A cost estimate compiled during the legislative process estimated that 200 totally disabled former POWs lived in Missouri in 2007. Using data on average owner-occupied housing rates, the legislative "fiscal note" estimated that about 141 of these veterans owned homes and would benefit from the exemption.

That estimate, however, may overstate the number of people who could take advantage of the tax exemption as more aging veterans pass away.

An existing property-tax credit is already available for disabled former POWs. The "circuit-breaker" tax credit reimburses Missourians 65 and older and totally disabled individuals for up to $1,100 in taxes owed on their homes nearly 95 percent of the average residential tax bill in the state.

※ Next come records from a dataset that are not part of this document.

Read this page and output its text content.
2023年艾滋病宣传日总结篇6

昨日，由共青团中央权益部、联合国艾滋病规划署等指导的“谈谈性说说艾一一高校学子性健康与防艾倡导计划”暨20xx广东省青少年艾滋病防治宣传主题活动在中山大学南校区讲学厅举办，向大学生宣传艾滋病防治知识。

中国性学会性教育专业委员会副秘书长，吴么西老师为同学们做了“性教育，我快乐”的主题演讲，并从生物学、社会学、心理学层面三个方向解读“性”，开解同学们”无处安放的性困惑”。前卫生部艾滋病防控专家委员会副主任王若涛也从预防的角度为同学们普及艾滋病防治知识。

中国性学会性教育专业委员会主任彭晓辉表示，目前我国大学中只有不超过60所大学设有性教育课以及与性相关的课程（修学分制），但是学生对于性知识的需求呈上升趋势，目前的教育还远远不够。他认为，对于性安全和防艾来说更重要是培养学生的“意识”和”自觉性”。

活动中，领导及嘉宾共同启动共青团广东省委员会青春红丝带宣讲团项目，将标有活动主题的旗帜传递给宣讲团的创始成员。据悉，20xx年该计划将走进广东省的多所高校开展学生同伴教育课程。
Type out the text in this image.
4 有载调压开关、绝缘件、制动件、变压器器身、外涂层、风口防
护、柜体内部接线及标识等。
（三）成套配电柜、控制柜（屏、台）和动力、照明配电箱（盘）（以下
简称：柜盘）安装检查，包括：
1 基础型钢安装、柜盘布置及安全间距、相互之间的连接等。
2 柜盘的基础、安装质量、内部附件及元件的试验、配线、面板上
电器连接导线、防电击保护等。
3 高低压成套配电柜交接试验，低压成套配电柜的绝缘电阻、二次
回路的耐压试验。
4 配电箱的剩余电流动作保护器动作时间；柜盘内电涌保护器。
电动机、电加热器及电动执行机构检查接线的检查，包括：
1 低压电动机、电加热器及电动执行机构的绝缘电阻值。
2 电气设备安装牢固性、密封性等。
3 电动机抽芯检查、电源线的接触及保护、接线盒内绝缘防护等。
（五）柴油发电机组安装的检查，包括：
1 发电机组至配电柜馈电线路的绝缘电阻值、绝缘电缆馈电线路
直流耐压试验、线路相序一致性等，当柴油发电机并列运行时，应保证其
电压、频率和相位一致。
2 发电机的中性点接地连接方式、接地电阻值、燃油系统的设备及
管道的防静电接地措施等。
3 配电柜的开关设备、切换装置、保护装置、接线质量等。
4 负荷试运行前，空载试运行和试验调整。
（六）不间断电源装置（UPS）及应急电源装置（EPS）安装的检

The credit is available only to individual homeowners with income below $30,000 and couples reporting less than $34,000 although veterans' benefits are not included in that calculation.

Although the number of eligible recipients is small and dwindling, people claiming benefits they don't deserve is large and growing.

Cases of individuals trying to claim POW status or inflate the extent of their disabilities is a serious and costly problem, said Mary Schantag, founder of the POW Network, a nonprofit group that tracks down people who falsify their military service.

Additional resources for legitimate veterans tend to inspire fakers.

"Impersonation, exaggerated claims and false claims are an epidemic," Schantag said. "It's a huge problem, and this is one more step toward that."

The enforcement issue could be especially complicated because it is unclear what level of government will be responsible for administering and enforcing the provisions of the property tax exemption.

Chappelle-Nadal, the legislative sponsor, said she thought the state's Department of Revenue would handle the exemptions and that its established mechanisms for verifying eligibility would ensure only qualified veterans received the tax break.

The department, however, is concerned.

Because the measure simply exempts disabled POWs from paying locally administered property taxes rather than offering them a credit on their state taxes administration and enforcement will fall entirely on local jurisdictions, said spokesman Ted Farnen.

"There will be no administrative duties as far as the Department of Revenue is concerned," he noted in a statement.

Despite the delays, complications and limited effect, veterans groups and lawmakers are convinced the amendment is the right thing to do.

"I do think it is a nice thing to honor veterans," said Eugene Wopata, a prisoner of war in World War II who lives in Independence. "These are a special kind of veterans."